Reconversion agraire
La révolution du maïs
Cette grande reconversion économique et sociale, qui ne remet pas en question le régime juridique et politique, bien au contraire, ne peut être comprise sans tenir compte de l’Amérique. En effet, c’est vers ce continent que se rendait la main d’œuvre excédentaire, et les rentes obtenues permettaient d’investir dans l’amélioration et la création de nouvelles fermes et d’autres infrastructures économiques. Mais les produits alimentaires d’Amérique furent les grands protagonistes de cette révolution agricole. Plusieurs produits caractéristiques de la gastronomie basque proviennent d’Amérique : poivron, chocolat, tomate, haricots, pomme de terre. Le produit le plus important de tous, guère consommé aujourd’hui mais constituant alors la clé de l’économie, fut le maïs. Le dialogue mythifié recueilli par Barandiaran en donne une bonne illustration : « Je suis la meilleure des plantes » disait le blé ; « où l’on me cultive, personne n’a faim » répondait le maïs. Sa culture se développa et se naturalisa très fortement à partir du 17e siècle, à un point tel que la région du Pays basque dite « humide » ne fut frappé par aucune famine et, mieux encore, connut une véritable croissance démographique.
Autres éléments intervenants
Le succès du maïs ne s’explique pas tant par l’augmentation des surfaces consacrées aux travaux agricoles, mais plutôt par les avantages que présente cette plante en matière d’exploitation intensive du sol. Ainsi la culture du maïs s’alterne avec celle d’autres produits, de sorte que la terre ne repose presque jamais, et produit plus : ses propriétés fourragères, associées à celles du navet, permettent de maintenir un bétail nombreux, lequel produit alors de l’engrais qui, avec la chaux, assurent l’exploitation des sols. La réussite de ces cultures se doit également en grande partie à la large utilisation de la bêche. Cet outil simple présentait un avantage majeur, celui de labourer manuellement les terrains à forte inclinaison.

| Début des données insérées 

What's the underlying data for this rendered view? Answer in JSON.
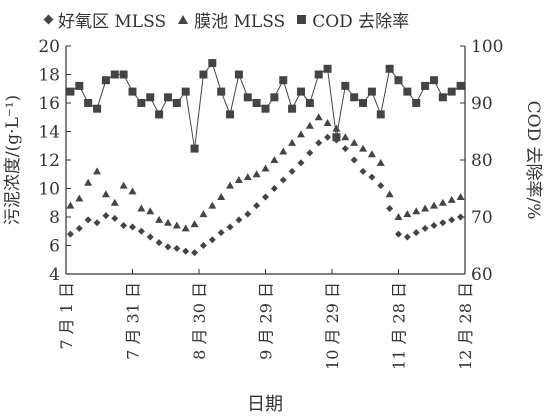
{
  "chart_data": {
    "type": "scatter",
    "title": "",
    "xlabel": "日期",
    "ylabel_left": "污泥浓度/(g·L⁻¹)",
    "ylabel_right": "COD 去除率/%",
    "ylim_left": [
      4,
      20
    ],
    "ylim_right": [
      60,
      100
    ],
    "yticks_left": [
      4,
      6,
      8,
      10,
      12,
      14,
      16,
      18,
      20
    ],
    "yticks_right": [
      60,
      70,
      80,
      90,
      100
    ],
    "xlim": [
      0,
      180
    ],
    "xtick_values": [
      0,
      30,
      60,
      90,
      120,
      150,
      180
    ],
    "xtick_labels": [
      "7 月 1 日",
      "7 月 31 日",
      "8 月 30 日",
      "9 月 29 日",
      "10 月 29 日",
      "11 月 28 日",
      "12 月 28 日"
    ],
    "legend_position": "top",
    "series": [
      {
        "name": "好氧区 MLSS",
        "marker": "diamond",
        "axis": "left",
        "x": [
          2,
          6,
          10,
          14,
          18,
          22,
          26,
          30,
          34,
          38,
          42,
          46,
          50,
          54,
          58,
          62,
          66,
          70,
          74,
          78,
          82,
          86,
          90,
          94,
          98,
          102,
          106,
          110,
          114,
          118,
          122,
          126,
          130,
          134,
          138,
          142,
          146,
          150,
          154,
          158,
          162,
          166,
          170,
          174,
          178
        ],
        "y": [
          6.8,
          7.2,
          7.8,
          7.6,
          8.1,
          7.9,
          7.4,
          7.3,
          7.0,
          6.6,
          6.2,
          5.9,
          5.8,
          5.6,
          5.5,
          6.0,
          6.4,
          6.9,
          7.3,
          7.8,
          8.2,
          8.8,
          9.4,
          10.0,
          10.6,
          11.2,
          11.8,
          12.5,
          13.2,
          13.6,
          13.4,
          12.8,
          12.0,
          11.2,
          10.8,
          10.2,
          8.6,
          6.8,
          6.6,
          6.9,
          7.2,
          7.4,
          7.6,
          7.8,
          8.0
        ]
      },
      {
        "name": "膜池 MLSS",
        "marker": "triangle",
        "axis": "left",
        "x": [
          2,
          6,
          10,
          14,
          18,
          22,
          26,
          30,
          34,
          38,
          42,
          46,
          50,
          54,
          58,
          62,
          66,
          70,
          74,
          78,
          82,
          86,
          90,
          94,
          98,
          102,
          106,
          110,
          114,
          118,
          122,
          126,
          130,
          134,
          138,
          142,
          146,
          150,
          154,
          158,
          162,
          166,
          170,
          174,
          178
        ],
        "y": [
          8.8,
          9.3,
          10.4,
          11.2,
          9.6,
          9.0,
          10.2,
          9.8,
          8.6,
          8.4,
          7.8,
          7.6,
          7.4,
          7.2,
          7.5,
          8.2,
          8.8,
          9.4,
          10.2,
          10.6,
          10.8,
          11.0,
          11.4,
          12.0,
          12.6,
          13.2,
          13.8,
          14.4,
          15.0,
          14.6,
          14.2,
          13.6,
          13.2,
          12.8,
          12.4,
          11.8,
          9.6,
          8.0,
          8.2,
          8.4,
          8.6,
          8.8,
          9.0,
          9.2,
          9.4
        ]
      },
      {
        "name": "COD 去除率",
        "marker": "square",
        "axis": "right",
        "connected": true,
        "x": [
          2,
          6,
          10,
          14,
          18,
          22,
          26,
          30,
          34,
          38,
          42,
          46,
          50,
          54,
          58,
          62,
          66,
          70,
          74,
          78,
          82,
          86,
          90,
          94,
          98,
          102,
          106,
          110,
          114,
          118,
          122,
          126,
          130,
          134,
          138,
          142,
          146,
          150,
          154,
          158,
          162,
          166,
          170,
          174,
          178
        ],
        "y": [
          92,
          93,
          90,
          89,
          94,
          95,
          95,
          92,
          90,
          91,
          88,
          91,
          90,
          92,
          82,
          95,
          97,
          92,
          88,
          95,
          91,
          90,
          89,
          91,
          94,
          89,
          92,
          90,
          95,
          96,
          84,
          93,
          91,
          90,
          92,
          88,
          96,
          94,
          92,
          90,
          93,
          94,
          91,
          92,
          93
        ]
      }
    ]
  }
}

Avec le développement du maïs, le nombre de moulins croît rapidement ; la majorité d’entre eux profitent de l’énergie hydraulique des forges. L'architecture des caseríos change également. Leur espace s’agrandit pour répondre aux besoins de stockage et de séchage du maïs. La réussite de ce modèle agricole et d'élevage ne sera pas remise en question avant la moitié du 18e siècle, au sein d’une dynamique élargie de crise et de changement.